A state judge kind of played the role of traffic cop Tuesday, allowing a private landowner to finish widening a road that is largely owned by a neighboring property owner but open to public use.
Circuit Court Judge Bert Ayabe ruled that the road, Kahuna Lane, which is in Moiliili between a natural foods store and a recently built collegiate housing tower, will be repainted. As part of the judge’s order, two-lane traffic will be clearly marked and that two utility poles are removed from the middle of what will become one of the lanes.
Ayabe’s ruling should extinguish two flash points in a feud between adjacent landowners. Their battle hinged on disagreements as to how the road should be improved in conjunction with construction of the 590-bed Hale Mahana tower that opened in August to house university students, teachers and staff.

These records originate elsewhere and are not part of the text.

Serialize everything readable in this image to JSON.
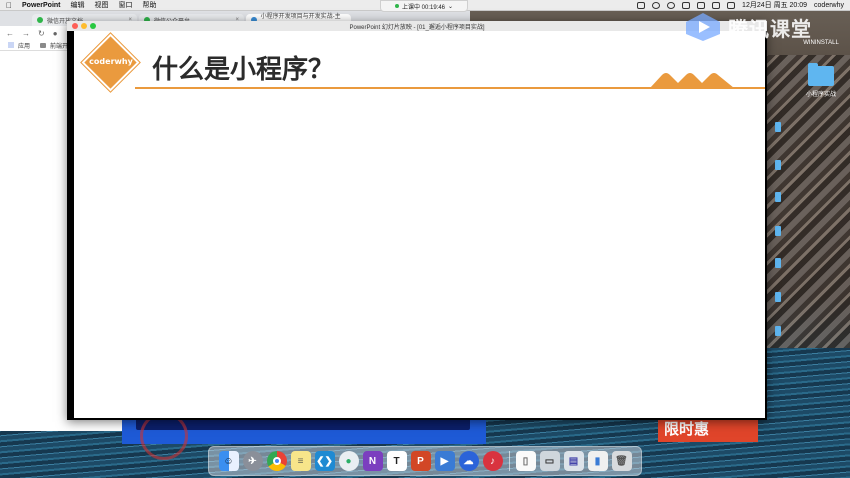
{
  "menubar": {
    "apple": "",
    "app": "PowerPoint",
    "menus": [
      "编辑",
      "视图",
      "窗口",
      "帮助"
    ],
    "datetime": "12月24日 周五 20:09",
    "user": "coderwhy"
  },
  "browser": {
    "tabs": [
      "微信开放文档",
      "微信公众平台",
      "小程序开发项目与开发实战-主课…"
    ],
    "bookmarks": [
      "应用",
      "前端开发"
    ]
  },
  "timer": {
    "label": "上课中 00:19:46"
  },
  "watermark": {
    "text": "腾讯课堂"
  },
  "desktop": {
    "items": [
      "WININSTALL",
      "小程序实战"
    ]
  },
  "ppt": {
    "window_title": "PowerPoint 幻灯片放映 - [01_邂逅小程序项目实战]",
    "badge_text": "coderwhy",
    "slide_title": "什么是小程序？",
    "accent_color": "#ea9a3e"
  },
  "promo": {
    "text": "限时惠"
  },
  "dock": {
    "apps": [
      "finder-icon",
      "launchpad-icon",
      "chrome-icon",
      "notes-icon",
      "vscode-icon",
      "wechat-icon",
      "onenote-icon",
      "typora-icon",
      "powerpoint-icon",
      "tencent-class-icon",
      "baidu-netdisk-icon",
      "netease-music-icon",
      "document-icon",
      "screenshot-icon",
      "pdf-icon",
      "file-icon",
      "trash-icon"
    ]
  }
}
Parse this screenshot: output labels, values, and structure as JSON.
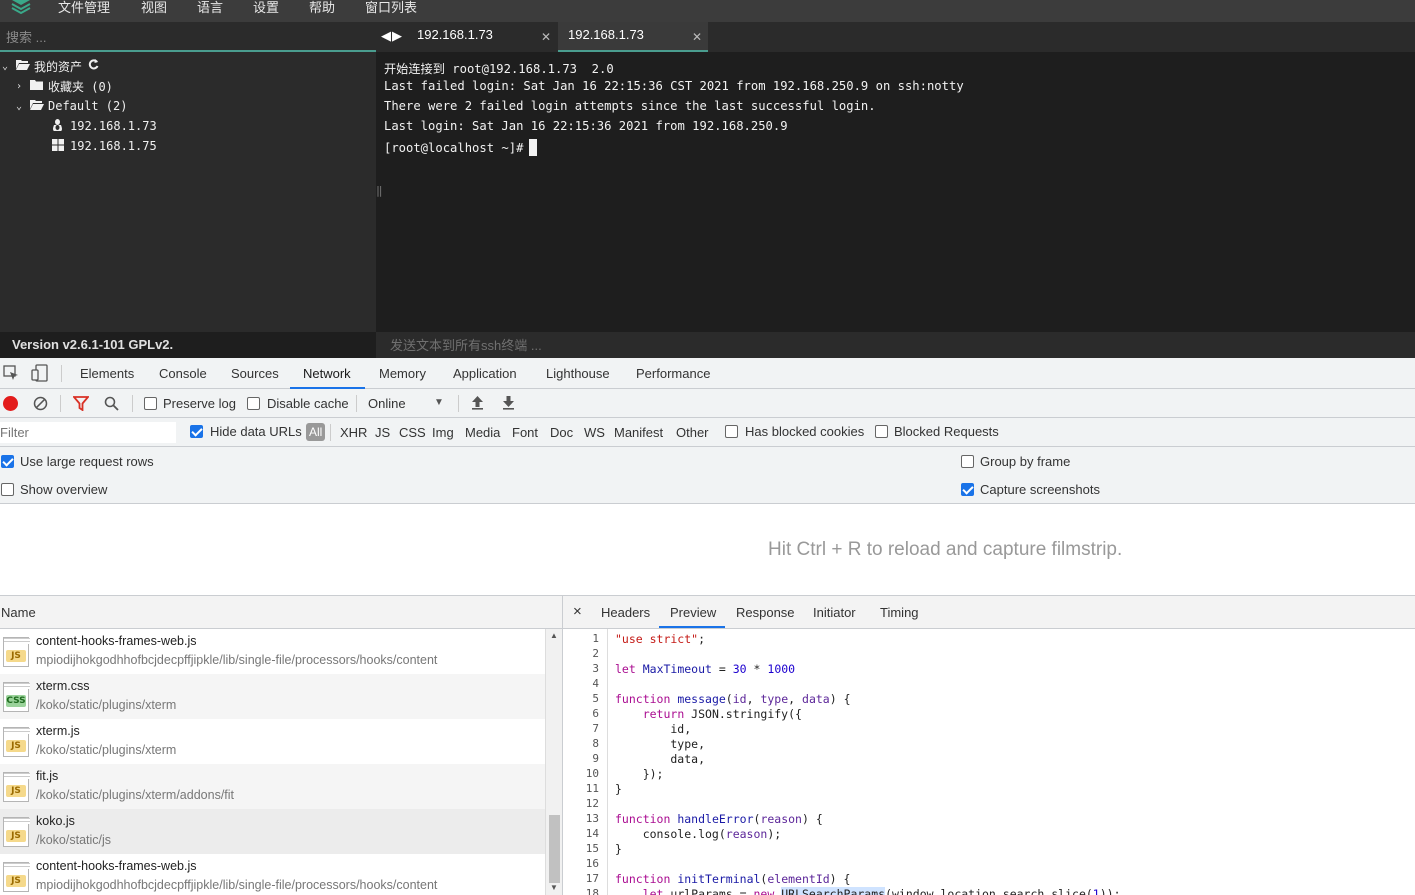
{
  "menubar": {
    "items": [
      "文件管理",
      "视图",
      "语言",
      "设置",
      "帮助",
      "窗口列表"
    ]
  },
  "sidebar": {
    "search_placeholder": "搜索 ...",
    "tree": {
      "root_label": "我的资产",
      "favorites_label": "收藏夹 (0)",
      "default_label": "Default (2)",
      "hosts": [
        "192.168.1.73",
        "192.168.1.75"
      ]
    },
    "version": "Version v2.6.1-101 GPLv2."
  },
  "terminal_tabs": [
    {
      "label": "192.168.1.73",
      "active": false
    },
    {
      "label": "192.168.1.73",
      "active": true
    }
  ],
  "terminal": {
    "lines": [
      "开始连接到 root@192.168.1.73  2.0",
      "Last failed login: Sat Jan 16 22:15:36 CST 2021 from 192.168.250.9 on ssh:notty",
      "There were 2 failed login attempts since the last successful login.",
      "Last login: Sat Jan 16 22:15:36 2021 from 192.168.250.9",
      "[root@localhost ~]#"
    ]
  },
  "send_bar": {
    "placeholder": "发送文本到所有ssh终端 ..."
  },
  "devtools": {
    "tabs": [
      "Elements",
      "Console",
      "Sources",
      "Network",
      "Memory",
      "Application",
      "Lighthouse",
      "Performance"
    ],
    "active_tab": "Network",
    "toolbar": {
      "preserve_log": "Preserve log",
      "disable_cache": "Disable cache",
      "throttle": "Online"
    },
    "filter": {
      "placeholder": "Filter",
      "hide_data_urls": "Hide data URLs",
      "all": "All",
      "types": [
        "XHR",
        "JS",
        "CSS",
        "Img",
        "Media",
        "Font",
        "Doc",
        "WS",
        "Manifest",
        "Other"
      ],
      "has_blocked_cookies": "Has blocked cookies",
      "blocked_requests": "Blocked Requests"
    },
    "settings": {
      "use_large_rows": "Use large request rows",
      "show_overview": "Show overview",
      "group_by_frame": "Group by frame",
      "capture_screenshots": "Capture screenshots"
    },
    "filmstrip_hint": "Hit Ctrl + R to reload and capture filmstrip.",
    "name_header": "Name",
    "requests": [
      {
        "name": "content-hooks-frames-web.js",
        "path": "mpiodijhokgodhhofbcjdecpffjipkle/lib/single-file/processors/hooks/content",
        "type": "JS"
      },
      {
        "name": "xterm.css",
        "path": "/koko/static/plugins/xterm",
        "type": "CSS"
      },
      {
        "name": "xterm.js",
        "path": "/koko/static/plugins/xterm",
        "type": "JS"
      },
      {
        "name": "fit.js",
        "path": "/koko/static/plugins/xterm/addons/fit",
        "type": "JS"
      },
      {
        "name": "koko.js",
        "path": "/koko/static/js",
        "type": "JS"
      },
      {
        "name": "content-hooks-frames-web.js",
        "path": "mpiodijhokgodhhofbcjdecpffjipkle/lib/single-file/processors/hooks/content",
        "type": "JS"
      }
    ],
    "detail_tabs": [
      "Headers",
      "Preview",
      "Response",
      "Initiator",
      "Timing"
    ],
    "active_detail_tab": "Preview",
    "close_glyph": "×",
    "code_line_numbers": [
      "1",
      "2",
      "3",
      "4",
      "5",
      "6",
      "7",
      "8",
      "9",
      "10",
      "11",
      "12",
      "13",
      "14",
      "15",
      "16",
      "17",
      "18"
    ]
  },
  "colors": {
    "accent": "#4a9d8f",
    "devtools_blue": "#1a73e8"
  }
}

Those disagreements led to a lawsuit being filed last year, and since then each property owner has accused the other of doing things that posed a public safety hazard on the road.
The Malulani Group, a kamaaina company that was previously known as Magoon Brothers Ltd. and has major Honolulu landholdings, owns a block-long segment of Kahuna Lane next to land it leases to the operators of Kokua Market. With Hale Mahana planned next door, Malulani wanted the tower developer to make certain improvements to the road that included adding sidewalks and storm drains on both sides.
The tower developer, a partnership between mainland firms Laconia Development LLC and EdR Collegiate Housing, is using Kahuna Lane as the sole entry and exit for parking and ended up adding five feet and a sidewalk to the road where it fronts the tower. As part of that work, two utility poles that were on the edge of the lane before it was widened were to be removed.
Hale Mahana’s owner claimed that Malulani interfered with the pole removal by insisting an easement, a form of written permission, was needed to do the work because the poles are on Malulani land. So the poles are now within the widened roadway amid orange warning stanchions.
“There is a very real danger that a distracted driver turning into Kahuna Lane could think that the full width of the street is usable and collide with the poles,” the tower developer said in a filing.
Ayabe agreed. “It looks like a safety hazard,” he said.
The judge also said Malulani or the tower developer shall remove yellow diagonal striping that Malulani painted on its portion of the road so that the tower developer can paint a single white dividing line on the whole section of the widened road as the city would like.
Malulani added the yellow striping in August right before the tower opened, and also painted the words “private access” and a 5 mile-per-hour speed limit that it said was an effort to improve safety on the lane because the tower developer made the road less safe by using the lane as the only vehicle access for so many new residents.
Malulani, which filed the lawsuit, still contends that the tower owner needs permission to use the lane as the only access to its property, which it said is different from the general public using Kahuna Lane as a connector to other streets or its land tenant Kokua Market. That claim remains pending.
The tower developer anticipates being able to carry out the work on Kahuna Lane in about 10 days.